Nez Perce Native Americans

Nez Perce Indian Photos by Edward S. Curtis
Tribal Summary
Dress
The Nez Perce costumes of both sexes were of the plains style, with the single exception of the fez-shaped basket-hats of the women. The usual material for clothing was deerskin; but the dresses of women were frequently of mountain-sheep skin, and robes were the skins of buffalo or of elk. Garments were ornamented with dyed porcupine-quills, beads, elk-teeth, shells, and paint. In the time of Lewis and Clark a dentalium shell was worn transversely in the septum of the nose. Men parted the hair in two diverging lines from crown to temples, cut the forelock square and curled it upward by rolling it on a heated stick. Gradually the curling of the bang gave way to the custom of throwing the uncut forelock back upon the head in a kind of pompadour.
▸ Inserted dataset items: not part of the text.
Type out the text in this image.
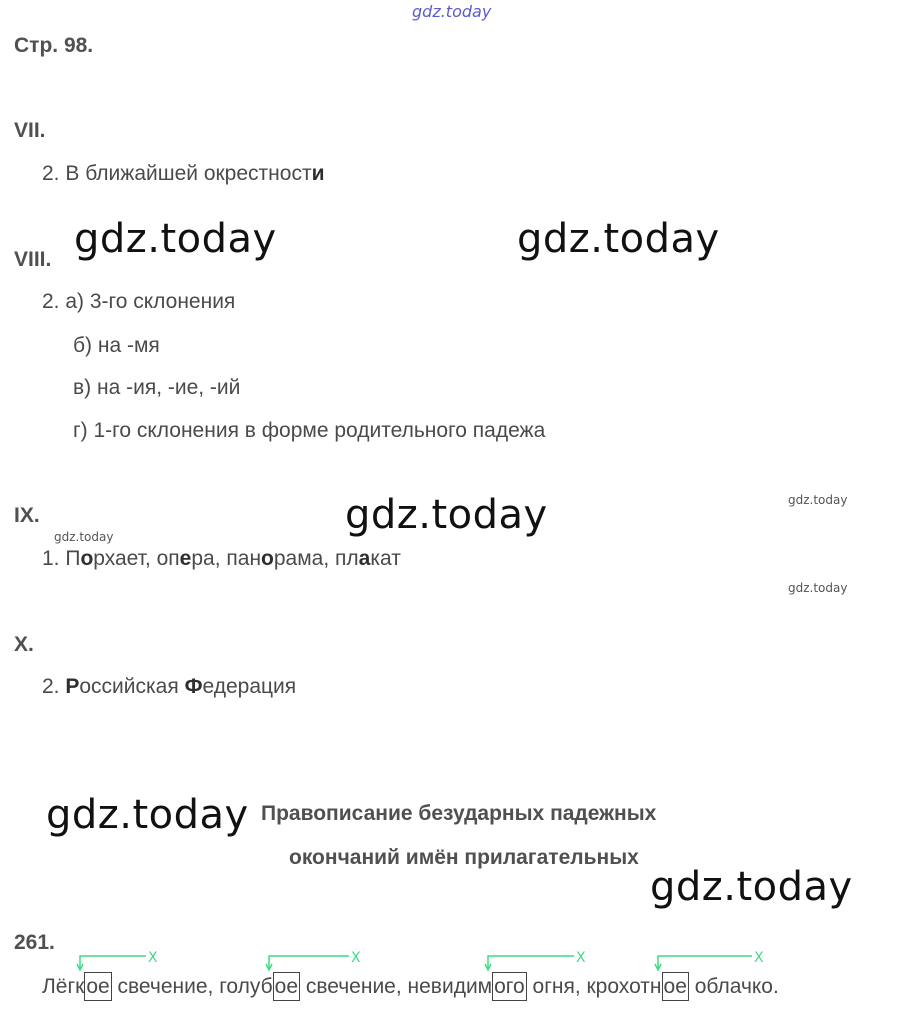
gdz.today
Стр. 98.
VII.
2. В ближайшей окрестности
VIII.
2. а) 3-го склонения
б) на -мя
в) на -ия, -ие, -ий
г) 1-го склонения в форме родительного падежа
IX.
1. Порхает, опера, панорама, плакат
X.
2. Российская Федерация
Правописание безударных падежных
окончаний имён прилагательных
261.
Лёгк
Х
ое свечение, голуб
Х
ое свечение, невидим
Х
ого огня, крохотн
Х
ое облачко.
gdz.today	gdz.today
gdz.today
gdz.today
gdz.today
gdz.today
gdz.today
gdz.today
Women parted the hair in the middle, and braided it at the sides. Tattooing was not practiced.
Dwelling
Houses were mat-covered lodges of the tipi form, or more commonly a development of this type in which the material of several or many of these circular lodges was used to build a long, wedge-shaped communal structure. The menstrual lodge of women was an underground cell, and youths took their sweat-baths, and in winter sometimes slept, in a similar room. In summer, at the fisheries, related families occupied a shed-like structure, open at one side, where were hung the drying fish.
Food
Salmon, split, dried, and stored for winter, formed the principal staple. Sturgeon and lampreys were also common. Mountain game was fairly plentiful, and a portion of the tribe went each year to the buffalo plains. Roots in great abundance, especially camas, kouse, and bitterroot, were dug by the women and prepared in a variety of ways.